Mobile gaming has always, despite the best efforts of a few pioneering developers, been the black sheep of the market. Those who own consoles, PCs and handhelds tend to look down their noses at any attempt to shift the hobby onto mobile phones - and not without some justification.
We've all enjoyed the odd game of Snake to pass a few dull minutes, but it still didn't sit well with most gamers when Nokia tried to claim that it was one of the world's most successful gaming companies as a result. Mobile phone hardware has traditionally been awful for games - dreadful controls, weak graphical abilities and uncooperative operating systems have made for terrible user experiences. Even gaming-focused mobile phones like the N-Gage have turned out to be high-profile flops, with a winning combination of phone and gaming features proving elusive.
It's not just the hardware that makes mobile gaming into a minefield, though. There's also the distribution network - a byzantine maze that mostly seems designed to raise prices by diverting big slices of revenue to meaningless middlemen, while simultaneously making it practically impossible for half-decent games to get in front of consumers. Not that anything ever really gets in front of consumers, since the process of finding, paying for, downloading and installing a mobile game remains one best suited to those with infinite patience and a love of obscure puzzles.
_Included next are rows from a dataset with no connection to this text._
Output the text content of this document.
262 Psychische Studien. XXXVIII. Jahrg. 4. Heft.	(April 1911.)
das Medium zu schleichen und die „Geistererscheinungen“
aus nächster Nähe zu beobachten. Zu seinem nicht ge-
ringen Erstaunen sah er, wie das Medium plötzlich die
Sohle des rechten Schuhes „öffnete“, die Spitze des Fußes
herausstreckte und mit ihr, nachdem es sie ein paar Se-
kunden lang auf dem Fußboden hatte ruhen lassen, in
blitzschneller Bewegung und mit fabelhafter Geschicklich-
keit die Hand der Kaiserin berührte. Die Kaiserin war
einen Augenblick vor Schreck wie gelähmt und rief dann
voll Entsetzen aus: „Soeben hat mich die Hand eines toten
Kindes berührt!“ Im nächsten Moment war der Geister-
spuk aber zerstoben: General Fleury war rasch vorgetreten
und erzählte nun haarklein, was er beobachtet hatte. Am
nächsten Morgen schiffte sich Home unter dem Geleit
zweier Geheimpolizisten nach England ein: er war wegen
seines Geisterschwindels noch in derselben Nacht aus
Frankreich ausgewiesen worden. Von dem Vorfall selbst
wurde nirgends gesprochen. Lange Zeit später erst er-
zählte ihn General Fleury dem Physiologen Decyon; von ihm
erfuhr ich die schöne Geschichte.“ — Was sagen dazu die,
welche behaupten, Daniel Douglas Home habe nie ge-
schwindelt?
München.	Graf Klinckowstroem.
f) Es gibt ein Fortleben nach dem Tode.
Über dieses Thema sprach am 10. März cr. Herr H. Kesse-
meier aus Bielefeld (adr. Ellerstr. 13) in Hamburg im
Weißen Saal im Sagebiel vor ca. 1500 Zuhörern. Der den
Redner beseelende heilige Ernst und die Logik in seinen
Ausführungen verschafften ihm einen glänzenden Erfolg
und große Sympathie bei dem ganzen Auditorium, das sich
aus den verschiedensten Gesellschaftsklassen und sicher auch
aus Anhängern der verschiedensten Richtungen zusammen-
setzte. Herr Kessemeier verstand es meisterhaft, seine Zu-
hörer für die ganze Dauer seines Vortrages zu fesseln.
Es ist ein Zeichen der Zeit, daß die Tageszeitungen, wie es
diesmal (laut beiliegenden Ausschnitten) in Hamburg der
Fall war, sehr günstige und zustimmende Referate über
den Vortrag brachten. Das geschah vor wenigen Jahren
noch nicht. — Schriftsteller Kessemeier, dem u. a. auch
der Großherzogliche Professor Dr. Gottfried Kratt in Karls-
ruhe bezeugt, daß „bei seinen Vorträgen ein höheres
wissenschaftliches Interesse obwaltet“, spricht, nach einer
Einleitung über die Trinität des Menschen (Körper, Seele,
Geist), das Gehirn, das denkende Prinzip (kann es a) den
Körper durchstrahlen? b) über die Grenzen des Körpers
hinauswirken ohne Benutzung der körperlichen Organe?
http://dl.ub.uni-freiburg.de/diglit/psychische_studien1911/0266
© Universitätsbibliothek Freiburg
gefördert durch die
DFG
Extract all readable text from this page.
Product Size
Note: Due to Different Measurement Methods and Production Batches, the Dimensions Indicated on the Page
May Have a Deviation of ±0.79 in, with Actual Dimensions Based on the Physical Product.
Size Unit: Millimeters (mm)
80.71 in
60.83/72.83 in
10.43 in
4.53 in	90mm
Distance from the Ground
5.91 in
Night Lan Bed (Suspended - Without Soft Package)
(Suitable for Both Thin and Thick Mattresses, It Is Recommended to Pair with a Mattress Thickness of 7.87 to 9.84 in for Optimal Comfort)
In short, mobile gaming is a bit rubbish, and its promise of providing another platform for games - one with a broad reach and a huge installed base - has never been delivered upon. Moreover, the hurdles standing in the way of mobile gaming's ascendancy don't look easy to overcome. Recalcitrant networks, a convoluted path to market, hidden data charges, awful distribution methods, dreadful control methods, hundreds of handsets of varying gaming prowess to support - not, surely, a landscape that's going to change any time soon.
Except that it did change - and it changed because of a company that hasn't traditionally been any kind of friend to videogames. Apple's iPhone has shifted the landscape of mobile gaming dramatically, suddenly - and probably mostly by accident. In attempting to build a hardware platform and a distribution network for its new mobile phone, Apple has coincidentally created the most interesting new entry to the videogames market in several years.
Before we start talking about the iPhone as a gaming device, let's make one thing clear - this isn't going to be a debate about the relative merits of the iPhone itself. We're sure many of you are delighted with your present phone, desperately in love with Symbian, and would happily marry Windows Mobile if only it were a real person. All of this is fine, and it's not what we're here to talk about.
However, to ignore the potential impact of the iPhone on the phone market as a whole would be as ignorant and foolish as those who dismissed the iPod (and, closer to home, the Nintendo DS and the Wii). The same stars are in alignment for the iPhone as for its older sibling. It's got a slick, appealing and supremely user-friendly interface, a hugely attractive physical appearance, straightforward connectivity with your computer (which will be a first for most phone users, who have never previously even tried to connect to their PC) and, of course, fantastic marketing and media exposure. Never underestimate the importance of that last factor to Apple's success.
As a hardware platform, iPhone is a success already. Before the launch of the latest version of the phone, it had an installed base of over six million units. Estimates suggest that in the weeks since launch, the iPhone 3G has sold three million units - bringing the total installed base to over nine million in under a year. (This doesn't even count healthy sales of the iPod touch, which can also run much of the software that's aimed at iPhone.)
IPhone has even managed to crack a notoriously difficult market - Japan. In the month of its launch there, the iPhone drove a mass exodus of phone users to exclusive provider SoftBank Mobile. Rival KDDI saw its subscriber numbers fall for the first time in its history as a result. If the trend continues, Apple will enjoy something many games companies covet - a thriving installed base in North America, Europe and the Far East alike.
As a software - and a gaming - platform, however, iPhone is in its infancy. Until a few weeks ago, it was strictly a closed system. Unless you cracked your phone, no third-party apps would run. Now, however, Apple has opened up the platform with the launch of the App Store, an online distribution system for iPhone and iPod touch applications (including games) which allows developers to set their own prices and upload their applications directly, with only a brief quality control system in place to ensure that applications don't break the phones on which they're installed.
In its first month, the App Store has seen about two million software downloads a day. The bulk of those are free - but the store still turns over around USD 1 million in revenue a day from its paid applications. That amounts to over USD 350 million in annual revenues, and can be expected to run a lot higher than that as more users come onboard and more developers start working on the platform. Apple boss Steve Jobs expects to see the App Store becoming a half-billion dollar marketplace "soon" - and reckons that its growth could eventually propel it past the billion-dollar mark.